In short, with Java's rich platter of code organization policies, you have the flexibility of merciless refactoring and with Java's static type system you have the option of plugging in automated refactoring tools with your IDE - so nice.

What about Mutable Local Variables ?

It is a known fact that mutable variables, at any level, are an antipattern for functional programming. And a functional program makes it a mathematician's dream for all sorts of analyses. However, in Java, we are programming real world problems, which has enough of a state to model. And Java is a language which offers the power of assignment and mutability. Assignments are not always bad, and is a natural idiom for programming imperative languages. Try modeling every real world problem with a stack containing objects with nested life times and with a constant value during their entire life time. Dijkstra has the following observation while talking about the virtues of assignments and goto statements ..
.. the only way to store a newly formed result is by putting it on top of the stack; we have no way of expressing that an earlier value becomes now obsolete and the latter's life time will be prolonged, although void of interest. Summing up: it is elegant but inadequate. A second objection --which is probably a direct consequence of the first one-- is that such programs become after a certain, quickly attained degree of nesting, terribly hard to read.

It is all but natural that mutable local variables make automated refactoring of methods difficult. But, to me, the more important point is the locality of reference for those local variables. It all depends on the way the mutation is used and the closure of code that is affected by the mutation. No process can handle ill-designed code - disciplined usage of mutability on local variables can be handled quite well by the refactoring process. It all boils down to the problem of how well your code is organized and the criteria used in decomposing systems into modules (reference Parnas).

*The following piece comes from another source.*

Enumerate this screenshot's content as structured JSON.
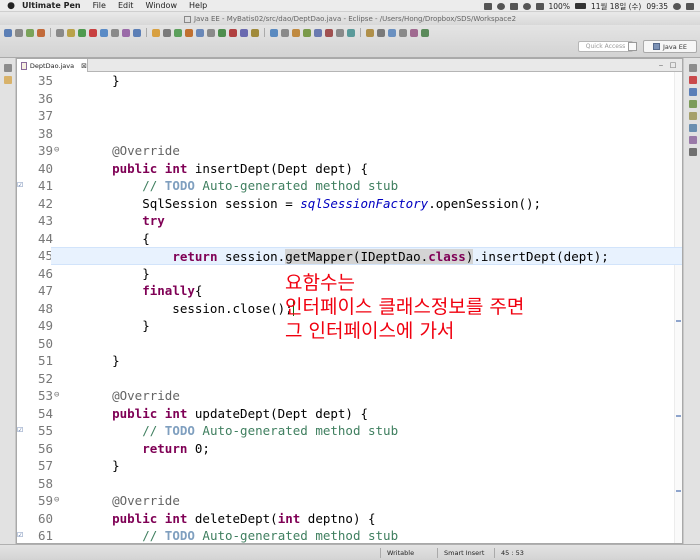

After all, we are modeling state changes using mutable local variables - Raganwald suggests a coarse level state management using objects. This is what the State Design Pattern gives us. He mentions in one of his comments that Object oriented programming is, at its heart, all about state. if you write objects without state, you are basically using objects as namespaces. So true. But at the same time when you need to handle state changes through mutability, always apply them at the lowest level of abstraction, so that even if you need to synchronize for concurrent access, you do so by locking at the minimum level of granularity. So, why not mutable local variables, as long as the closure is well understood and justified by the domain for which it is being applied.

Mutable local variables, when inappropriately weaved into the sphagetti of a method, makes refactoring very difficult. At the same time when the programmer discovers this difficulty, she can try to redesign her method taking advantage of the numerous levels of abstraction that Java offers. From this point of view, Refactoring is also a great teacher towards the ultimate objective of well-designed software.